The study by Mataftsi has examined the risk for developing glaucoma in this group of children who have had paediatric cataract surgery. Aphakic glaucoma remains a lifelong risk for these children. So lifelong monitoring is required for this initially asymptomatic condition. The findings from Mataftsi, which brings together paediatric cataract outcomes from around the world including my own centre, has found that children who had primary intraocular lens implantation have a reduced risk for early to intermediate aphakic glaucoma. These results will assist the paediatric ophthalmologist in the decision making process deciding whether primary intraocular lens implantation will provide better long-term outcomes than contact lenses.

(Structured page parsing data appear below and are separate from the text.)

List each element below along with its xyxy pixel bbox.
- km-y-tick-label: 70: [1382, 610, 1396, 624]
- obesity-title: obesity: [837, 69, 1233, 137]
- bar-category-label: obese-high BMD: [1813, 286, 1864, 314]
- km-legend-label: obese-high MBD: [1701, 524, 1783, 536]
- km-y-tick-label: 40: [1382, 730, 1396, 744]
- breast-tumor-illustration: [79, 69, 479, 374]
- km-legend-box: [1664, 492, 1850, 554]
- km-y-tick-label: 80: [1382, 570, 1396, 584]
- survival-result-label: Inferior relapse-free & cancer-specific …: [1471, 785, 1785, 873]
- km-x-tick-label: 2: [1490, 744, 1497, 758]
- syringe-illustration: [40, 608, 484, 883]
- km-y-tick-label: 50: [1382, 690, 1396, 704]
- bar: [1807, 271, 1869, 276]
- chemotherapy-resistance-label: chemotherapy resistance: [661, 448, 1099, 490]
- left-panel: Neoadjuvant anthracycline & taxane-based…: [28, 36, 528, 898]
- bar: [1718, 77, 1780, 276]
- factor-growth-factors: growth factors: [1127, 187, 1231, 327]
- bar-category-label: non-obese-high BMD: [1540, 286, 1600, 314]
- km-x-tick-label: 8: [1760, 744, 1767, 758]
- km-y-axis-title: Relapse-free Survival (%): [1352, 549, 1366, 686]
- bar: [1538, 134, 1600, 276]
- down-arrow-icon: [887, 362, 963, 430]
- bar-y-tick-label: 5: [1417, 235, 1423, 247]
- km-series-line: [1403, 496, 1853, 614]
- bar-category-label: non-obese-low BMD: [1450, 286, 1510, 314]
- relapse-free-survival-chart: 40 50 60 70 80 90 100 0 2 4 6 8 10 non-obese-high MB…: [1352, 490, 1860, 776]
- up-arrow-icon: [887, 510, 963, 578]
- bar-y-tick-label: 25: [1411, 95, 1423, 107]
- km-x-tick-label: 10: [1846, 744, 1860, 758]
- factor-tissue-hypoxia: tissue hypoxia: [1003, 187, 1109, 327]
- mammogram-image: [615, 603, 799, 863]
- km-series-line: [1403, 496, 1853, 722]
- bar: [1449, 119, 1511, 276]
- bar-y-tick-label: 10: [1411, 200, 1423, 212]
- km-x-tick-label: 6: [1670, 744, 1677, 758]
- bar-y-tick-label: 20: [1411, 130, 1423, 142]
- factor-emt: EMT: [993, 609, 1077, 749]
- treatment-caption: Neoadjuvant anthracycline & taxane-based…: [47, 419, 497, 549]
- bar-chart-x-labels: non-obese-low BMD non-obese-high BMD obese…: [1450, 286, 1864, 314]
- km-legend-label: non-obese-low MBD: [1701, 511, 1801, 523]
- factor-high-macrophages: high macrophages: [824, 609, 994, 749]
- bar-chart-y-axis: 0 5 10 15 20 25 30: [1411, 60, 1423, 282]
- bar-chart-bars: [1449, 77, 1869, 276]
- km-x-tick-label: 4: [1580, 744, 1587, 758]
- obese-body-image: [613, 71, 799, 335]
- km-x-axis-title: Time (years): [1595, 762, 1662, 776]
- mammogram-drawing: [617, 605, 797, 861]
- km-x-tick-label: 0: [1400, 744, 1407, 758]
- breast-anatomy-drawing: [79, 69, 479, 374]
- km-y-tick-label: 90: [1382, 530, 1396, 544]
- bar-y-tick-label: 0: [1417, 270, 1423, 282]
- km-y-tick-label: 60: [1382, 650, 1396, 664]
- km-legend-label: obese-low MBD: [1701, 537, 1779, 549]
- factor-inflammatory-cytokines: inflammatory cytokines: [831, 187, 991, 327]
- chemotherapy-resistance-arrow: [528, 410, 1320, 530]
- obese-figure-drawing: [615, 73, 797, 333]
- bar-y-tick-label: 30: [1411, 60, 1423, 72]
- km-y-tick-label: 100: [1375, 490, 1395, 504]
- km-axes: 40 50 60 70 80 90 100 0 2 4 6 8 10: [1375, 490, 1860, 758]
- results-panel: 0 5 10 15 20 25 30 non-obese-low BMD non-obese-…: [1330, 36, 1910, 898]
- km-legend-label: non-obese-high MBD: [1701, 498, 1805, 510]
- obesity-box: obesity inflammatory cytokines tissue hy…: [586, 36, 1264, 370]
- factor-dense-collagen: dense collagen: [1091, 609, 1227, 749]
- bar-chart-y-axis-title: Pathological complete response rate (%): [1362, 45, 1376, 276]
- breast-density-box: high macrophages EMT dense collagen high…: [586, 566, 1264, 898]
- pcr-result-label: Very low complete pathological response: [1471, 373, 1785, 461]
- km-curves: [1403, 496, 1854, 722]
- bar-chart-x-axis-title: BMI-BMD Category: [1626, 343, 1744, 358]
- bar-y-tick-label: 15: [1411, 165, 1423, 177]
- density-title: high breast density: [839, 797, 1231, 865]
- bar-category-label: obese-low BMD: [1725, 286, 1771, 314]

Asimina Mataftsi, MD, PhD, MRCOphth; Anna-Bettina Haidich, PhD; Stamatia Kokkali, MD, PhD; Peter K. Rabiah, MD; Eileen Birch, PhD; David R. Stager Jr, MD; Richard Cheong-Leen, MD; Vineet Singh, MD; James E. Egbert, MD; William F. Astle,MD, FRCS(C), Dipl ABO; Scott R. Lambert, MD; Purohit Amitabh,
MD; Arif O. Khan, MD; John Grigg, MD, FRANZCO, FRACS; Malamatenia Arvanitidou, MD, PhD; Stavros
A. Dimitrakos, MD, PhD; Ken K. Nischal, MD, FRCOphth; Postoperative Glaucoma Following Infantile Cataract Surgery An Individual Patient Data Meta-analysis, Jama Ophthalmology, 12 June 2014

Associate Professor John Grigg is the Head of the Discipline of Ophthalmology at Save Sight Institute, Sydney Eye Hospital Campus of Sydney Medical School. He is a consultant ophthalmologist at Sydney Eye Hospital and Honorary Visiting Medical Officer at the Children’s Hospital Westmead. He has interests in genetic eye disease, glaucoma, ocular electrophysiology, children’s eye disease and laser assisted cataract surgery.